Now the story is told, beside the river. We hear the trains. The carrying arrangements for Emma’s son never quite work; buckles break. His presence, his actuality, self-absorbed to a heroic degree, overrides any attempt – certainly on my part – to recover a sense of the drowning, the remote thirty-year-old past. My photographs in their folder won’t stand up to concentrated interrogation: a river, people on a day out, notices erected by the ‘Friends of Paxton Pits Nature Reserve’. River viewpoint: danger of drowning. No swimming. No skating. No unauthorised boating. The expedition folds into the usual English preoccupations with finding a pub for lunch, crossing a river and a railway line, visiting a church. The pub is a classic: food that fizzes on the tongue, chicken and fish as courtesy discriminations. A lovely couple sitting outside, in the October afternoon chill, minimally dressed, chewing each other’s faces off and swilling, occasionally, from a shared bottle. They have a feral, off-road beauty, an awkward grace of hair, cheekbones, clear eyes uninhibited by self-consciousness or memory of anything that happened before they walked up to the bar. The trough in the Gents was, in my experience, unique: filled to the brim with glinting copper coins.

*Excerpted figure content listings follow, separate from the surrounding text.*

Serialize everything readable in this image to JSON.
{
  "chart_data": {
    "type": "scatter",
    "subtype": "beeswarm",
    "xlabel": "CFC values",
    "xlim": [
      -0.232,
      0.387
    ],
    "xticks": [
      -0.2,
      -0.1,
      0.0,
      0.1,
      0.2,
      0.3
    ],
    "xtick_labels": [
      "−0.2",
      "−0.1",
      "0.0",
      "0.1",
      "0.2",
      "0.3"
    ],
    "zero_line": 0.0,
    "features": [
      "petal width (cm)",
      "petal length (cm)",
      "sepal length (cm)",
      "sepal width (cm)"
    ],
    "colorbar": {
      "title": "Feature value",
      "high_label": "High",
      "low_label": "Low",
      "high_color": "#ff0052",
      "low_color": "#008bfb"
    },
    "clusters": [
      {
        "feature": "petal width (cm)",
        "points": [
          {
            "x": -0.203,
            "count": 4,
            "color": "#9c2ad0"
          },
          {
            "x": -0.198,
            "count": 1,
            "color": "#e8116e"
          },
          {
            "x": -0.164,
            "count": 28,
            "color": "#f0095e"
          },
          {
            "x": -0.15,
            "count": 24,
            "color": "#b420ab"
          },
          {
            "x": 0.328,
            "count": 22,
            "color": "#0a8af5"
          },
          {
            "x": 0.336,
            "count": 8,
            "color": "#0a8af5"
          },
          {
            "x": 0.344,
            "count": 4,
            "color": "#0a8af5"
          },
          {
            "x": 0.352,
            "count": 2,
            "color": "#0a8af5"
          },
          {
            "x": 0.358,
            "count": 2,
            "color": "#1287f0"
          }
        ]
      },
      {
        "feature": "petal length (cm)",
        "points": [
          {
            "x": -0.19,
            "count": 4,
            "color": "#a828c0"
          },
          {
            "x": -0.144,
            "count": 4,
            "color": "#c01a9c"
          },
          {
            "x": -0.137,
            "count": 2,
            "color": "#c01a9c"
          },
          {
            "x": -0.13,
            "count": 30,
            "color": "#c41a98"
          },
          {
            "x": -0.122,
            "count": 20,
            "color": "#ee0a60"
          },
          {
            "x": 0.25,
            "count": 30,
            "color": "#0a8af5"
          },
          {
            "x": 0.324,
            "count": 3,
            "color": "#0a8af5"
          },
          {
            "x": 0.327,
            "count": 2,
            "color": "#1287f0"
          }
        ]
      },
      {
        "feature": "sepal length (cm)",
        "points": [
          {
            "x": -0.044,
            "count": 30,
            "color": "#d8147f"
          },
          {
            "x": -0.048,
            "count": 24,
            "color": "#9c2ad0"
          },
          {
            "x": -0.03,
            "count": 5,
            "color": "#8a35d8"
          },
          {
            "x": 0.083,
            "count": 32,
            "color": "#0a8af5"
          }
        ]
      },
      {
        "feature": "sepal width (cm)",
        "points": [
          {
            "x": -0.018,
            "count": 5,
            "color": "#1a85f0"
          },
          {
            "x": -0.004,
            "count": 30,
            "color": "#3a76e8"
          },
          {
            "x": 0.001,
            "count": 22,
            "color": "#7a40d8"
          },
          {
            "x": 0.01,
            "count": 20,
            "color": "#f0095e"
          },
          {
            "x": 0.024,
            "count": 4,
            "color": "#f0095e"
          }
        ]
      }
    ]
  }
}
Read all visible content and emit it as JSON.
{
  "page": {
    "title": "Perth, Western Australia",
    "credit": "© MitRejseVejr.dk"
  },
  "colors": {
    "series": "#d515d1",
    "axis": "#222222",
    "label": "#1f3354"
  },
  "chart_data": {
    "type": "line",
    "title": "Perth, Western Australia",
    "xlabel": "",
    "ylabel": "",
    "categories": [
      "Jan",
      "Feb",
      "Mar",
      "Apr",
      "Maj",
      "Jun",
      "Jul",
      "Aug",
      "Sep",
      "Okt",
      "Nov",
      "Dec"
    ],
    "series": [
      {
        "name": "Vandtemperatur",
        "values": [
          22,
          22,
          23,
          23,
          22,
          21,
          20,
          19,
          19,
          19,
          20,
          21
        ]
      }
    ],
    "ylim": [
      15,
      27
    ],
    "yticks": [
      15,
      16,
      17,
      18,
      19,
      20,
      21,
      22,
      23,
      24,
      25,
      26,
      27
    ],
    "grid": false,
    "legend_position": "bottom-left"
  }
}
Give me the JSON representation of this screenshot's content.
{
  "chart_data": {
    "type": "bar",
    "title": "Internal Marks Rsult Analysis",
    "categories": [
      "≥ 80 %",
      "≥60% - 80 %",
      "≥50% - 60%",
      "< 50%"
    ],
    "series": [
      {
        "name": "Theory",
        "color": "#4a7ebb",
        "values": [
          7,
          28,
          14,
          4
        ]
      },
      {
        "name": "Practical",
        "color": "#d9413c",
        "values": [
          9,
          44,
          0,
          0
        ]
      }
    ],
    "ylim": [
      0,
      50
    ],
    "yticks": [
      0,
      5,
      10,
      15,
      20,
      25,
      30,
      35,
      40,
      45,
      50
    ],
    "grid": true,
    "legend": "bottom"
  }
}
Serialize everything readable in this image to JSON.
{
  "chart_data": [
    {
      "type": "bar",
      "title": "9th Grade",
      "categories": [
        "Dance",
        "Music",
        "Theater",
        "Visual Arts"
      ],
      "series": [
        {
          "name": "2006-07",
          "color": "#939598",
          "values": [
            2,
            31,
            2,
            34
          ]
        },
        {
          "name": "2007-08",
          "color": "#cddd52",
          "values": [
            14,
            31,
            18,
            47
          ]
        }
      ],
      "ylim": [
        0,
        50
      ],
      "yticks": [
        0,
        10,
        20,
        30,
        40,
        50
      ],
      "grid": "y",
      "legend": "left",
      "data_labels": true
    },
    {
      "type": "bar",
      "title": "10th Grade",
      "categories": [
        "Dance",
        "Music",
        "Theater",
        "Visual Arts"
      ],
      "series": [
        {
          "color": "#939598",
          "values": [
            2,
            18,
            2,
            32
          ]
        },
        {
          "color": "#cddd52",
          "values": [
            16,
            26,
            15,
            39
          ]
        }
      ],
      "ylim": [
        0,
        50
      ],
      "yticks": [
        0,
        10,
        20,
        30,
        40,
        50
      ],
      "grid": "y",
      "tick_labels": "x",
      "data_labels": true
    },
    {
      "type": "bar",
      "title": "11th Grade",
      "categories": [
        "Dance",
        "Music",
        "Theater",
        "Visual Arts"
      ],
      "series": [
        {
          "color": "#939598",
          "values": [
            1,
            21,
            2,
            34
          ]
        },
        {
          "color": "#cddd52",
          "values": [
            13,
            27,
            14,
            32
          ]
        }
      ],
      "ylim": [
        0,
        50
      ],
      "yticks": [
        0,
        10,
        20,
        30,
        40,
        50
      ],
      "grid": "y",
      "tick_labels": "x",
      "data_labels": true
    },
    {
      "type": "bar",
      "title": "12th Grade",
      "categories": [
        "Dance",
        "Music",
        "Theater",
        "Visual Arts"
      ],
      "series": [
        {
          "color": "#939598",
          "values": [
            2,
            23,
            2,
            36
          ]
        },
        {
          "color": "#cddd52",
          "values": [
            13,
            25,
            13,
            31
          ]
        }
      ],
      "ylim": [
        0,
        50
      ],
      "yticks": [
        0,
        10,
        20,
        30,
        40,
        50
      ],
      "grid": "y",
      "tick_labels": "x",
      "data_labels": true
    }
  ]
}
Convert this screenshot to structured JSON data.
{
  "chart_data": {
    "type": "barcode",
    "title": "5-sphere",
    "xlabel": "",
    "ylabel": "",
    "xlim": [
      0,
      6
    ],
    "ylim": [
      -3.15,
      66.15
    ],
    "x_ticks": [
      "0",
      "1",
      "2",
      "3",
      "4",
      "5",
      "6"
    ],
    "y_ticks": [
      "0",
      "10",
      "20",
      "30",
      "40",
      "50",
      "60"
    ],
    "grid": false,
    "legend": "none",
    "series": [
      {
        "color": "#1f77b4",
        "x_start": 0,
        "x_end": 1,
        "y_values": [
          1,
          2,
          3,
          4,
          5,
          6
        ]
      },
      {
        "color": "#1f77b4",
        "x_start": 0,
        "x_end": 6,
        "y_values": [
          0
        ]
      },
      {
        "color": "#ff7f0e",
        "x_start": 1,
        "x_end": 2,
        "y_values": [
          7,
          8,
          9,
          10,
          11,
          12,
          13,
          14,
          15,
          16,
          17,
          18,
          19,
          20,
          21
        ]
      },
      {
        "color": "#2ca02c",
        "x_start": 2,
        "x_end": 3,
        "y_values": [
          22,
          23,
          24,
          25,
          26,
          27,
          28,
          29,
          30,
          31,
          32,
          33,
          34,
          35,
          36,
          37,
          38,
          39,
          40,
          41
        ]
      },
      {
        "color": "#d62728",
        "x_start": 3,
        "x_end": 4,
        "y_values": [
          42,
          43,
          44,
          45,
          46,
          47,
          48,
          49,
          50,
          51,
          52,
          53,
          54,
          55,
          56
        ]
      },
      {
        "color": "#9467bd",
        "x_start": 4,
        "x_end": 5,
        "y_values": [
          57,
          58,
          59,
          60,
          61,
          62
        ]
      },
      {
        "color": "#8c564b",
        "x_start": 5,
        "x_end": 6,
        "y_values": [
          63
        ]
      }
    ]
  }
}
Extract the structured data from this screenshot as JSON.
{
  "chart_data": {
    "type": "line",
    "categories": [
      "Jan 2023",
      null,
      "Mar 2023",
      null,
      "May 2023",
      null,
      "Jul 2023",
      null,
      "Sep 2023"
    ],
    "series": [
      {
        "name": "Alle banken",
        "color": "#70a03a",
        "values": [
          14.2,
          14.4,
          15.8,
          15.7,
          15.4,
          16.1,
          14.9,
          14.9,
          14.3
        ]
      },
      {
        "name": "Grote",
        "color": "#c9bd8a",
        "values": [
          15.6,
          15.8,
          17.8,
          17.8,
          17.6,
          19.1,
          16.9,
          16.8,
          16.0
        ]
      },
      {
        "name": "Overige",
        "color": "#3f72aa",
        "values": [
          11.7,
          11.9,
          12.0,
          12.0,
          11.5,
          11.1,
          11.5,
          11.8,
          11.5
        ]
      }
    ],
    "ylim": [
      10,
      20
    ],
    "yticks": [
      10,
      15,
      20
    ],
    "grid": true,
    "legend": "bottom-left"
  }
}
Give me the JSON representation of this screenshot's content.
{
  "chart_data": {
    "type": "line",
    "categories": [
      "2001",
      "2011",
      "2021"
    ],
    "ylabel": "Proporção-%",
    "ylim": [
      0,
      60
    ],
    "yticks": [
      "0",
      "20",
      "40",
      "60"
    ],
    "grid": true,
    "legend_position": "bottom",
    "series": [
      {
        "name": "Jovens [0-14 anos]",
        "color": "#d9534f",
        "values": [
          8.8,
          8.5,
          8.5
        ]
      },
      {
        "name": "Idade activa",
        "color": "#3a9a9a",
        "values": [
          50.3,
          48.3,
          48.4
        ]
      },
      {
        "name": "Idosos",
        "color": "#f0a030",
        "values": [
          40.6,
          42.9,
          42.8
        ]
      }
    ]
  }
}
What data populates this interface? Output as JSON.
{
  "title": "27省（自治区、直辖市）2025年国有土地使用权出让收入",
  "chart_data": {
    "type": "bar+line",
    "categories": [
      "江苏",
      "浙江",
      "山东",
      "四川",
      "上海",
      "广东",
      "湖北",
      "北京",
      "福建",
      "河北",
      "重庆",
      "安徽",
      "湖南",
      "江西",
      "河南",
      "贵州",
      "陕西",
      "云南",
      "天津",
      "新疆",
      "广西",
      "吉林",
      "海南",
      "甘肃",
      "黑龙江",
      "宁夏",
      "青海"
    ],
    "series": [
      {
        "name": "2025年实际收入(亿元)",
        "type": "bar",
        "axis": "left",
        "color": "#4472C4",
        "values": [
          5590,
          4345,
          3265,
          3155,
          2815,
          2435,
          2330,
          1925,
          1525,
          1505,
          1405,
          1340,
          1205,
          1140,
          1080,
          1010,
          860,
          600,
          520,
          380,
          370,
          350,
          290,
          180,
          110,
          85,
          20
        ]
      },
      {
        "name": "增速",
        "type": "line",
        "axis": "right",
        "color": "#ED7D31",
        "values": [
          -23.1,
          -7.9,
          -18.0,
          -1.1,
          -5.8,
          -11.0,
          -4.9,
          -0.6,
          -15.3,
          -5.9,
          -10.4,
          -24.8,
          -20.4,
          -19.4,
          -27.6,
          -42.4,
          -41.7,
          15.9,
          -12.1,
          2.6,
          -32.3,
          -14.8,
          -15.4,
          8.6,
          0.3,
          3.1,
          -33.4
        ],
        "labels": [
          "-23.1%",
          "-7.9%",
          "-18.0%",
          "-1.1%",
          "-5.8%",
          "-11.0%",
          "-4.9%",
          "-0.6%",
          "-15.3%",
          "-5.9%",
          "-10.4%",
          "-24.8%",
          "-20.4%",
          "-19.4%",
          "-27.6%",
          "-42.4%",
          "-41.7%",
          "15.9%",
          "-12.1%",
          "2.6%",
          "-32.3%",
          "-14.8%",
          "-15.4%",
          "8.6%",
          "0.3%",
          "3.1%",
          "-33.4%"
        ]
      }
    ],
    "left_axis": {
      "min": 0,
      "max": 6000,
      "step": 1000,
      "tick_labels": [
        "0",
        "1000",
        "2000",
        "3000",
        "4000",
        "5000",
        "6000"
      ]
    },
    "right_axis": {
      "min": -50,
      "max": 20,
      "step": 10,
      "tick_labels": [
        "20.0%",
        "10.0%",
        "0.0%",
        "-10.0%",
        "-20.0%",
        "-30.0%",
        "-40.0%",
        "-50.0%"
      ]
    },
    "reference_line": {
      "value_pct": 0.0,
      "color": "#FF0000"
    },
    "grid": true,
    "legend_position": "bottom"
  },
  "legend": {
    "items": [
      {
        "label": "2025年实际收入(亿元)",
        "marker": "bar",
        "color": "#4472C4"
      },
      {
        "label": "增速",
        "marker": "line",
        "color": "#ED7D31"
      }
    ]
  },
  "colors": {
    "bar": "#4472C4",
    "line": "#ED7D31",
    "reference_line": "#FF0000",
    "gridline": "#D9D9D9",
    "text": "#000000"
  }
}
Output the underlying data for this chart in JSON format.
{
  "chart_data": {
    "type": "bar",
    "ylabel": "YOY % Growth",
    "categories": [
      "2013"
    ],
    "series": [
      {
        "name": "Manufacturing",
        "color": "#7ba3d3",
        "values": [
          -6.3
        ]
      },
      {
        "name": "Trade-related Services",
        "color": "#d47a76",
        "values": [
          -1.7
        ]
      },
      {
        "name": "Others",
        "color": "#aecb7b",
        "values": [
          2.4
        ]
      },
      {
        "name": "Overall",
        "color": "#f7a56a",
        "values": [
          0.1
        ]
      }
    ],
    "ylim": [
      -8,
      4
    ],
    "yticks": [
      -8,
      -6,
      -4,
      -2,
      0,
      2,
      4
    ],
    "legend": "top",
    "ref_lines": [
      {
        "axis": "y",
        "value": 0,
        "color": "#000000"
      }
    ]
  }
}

For John Clare, memories became dreams and dreams memories. As Edward Storey wrote in his 1982 Clare biography, A Right to Song: ‘Sometimes the dreams do not even come out of memories of the past but appear to project themselves into the events that are yet to come.’ Influenced by De Quincey’s Confessions of an English Opium Eater, Clare laboured to remember and record dreams that might lead towards future poems. There was a particular dream in which Clare and his fellow villagers filed into the churchyard to witness their day of judgment:

when we got into the church a light streamed in one corner of the chancel & from that light appeared to come the final decisions of man’s actions in life I felt awfully afraid tho not terrified & in a moment my name was called from the north-west corner of the chancel when my conductress smiled in exstacy & uttered something as prophetic of happiness I knew all was right & she led me again into the open air

Light becomes memory: the intensity of those small panels painted by Emma Matthews, stamps of liquid colour into which we have to stare. Night landscapes, dawn roads, blue boats. All the accidents of perception that try to shape a coherent future out of a troubled past. The slender history of everything we can’t forget.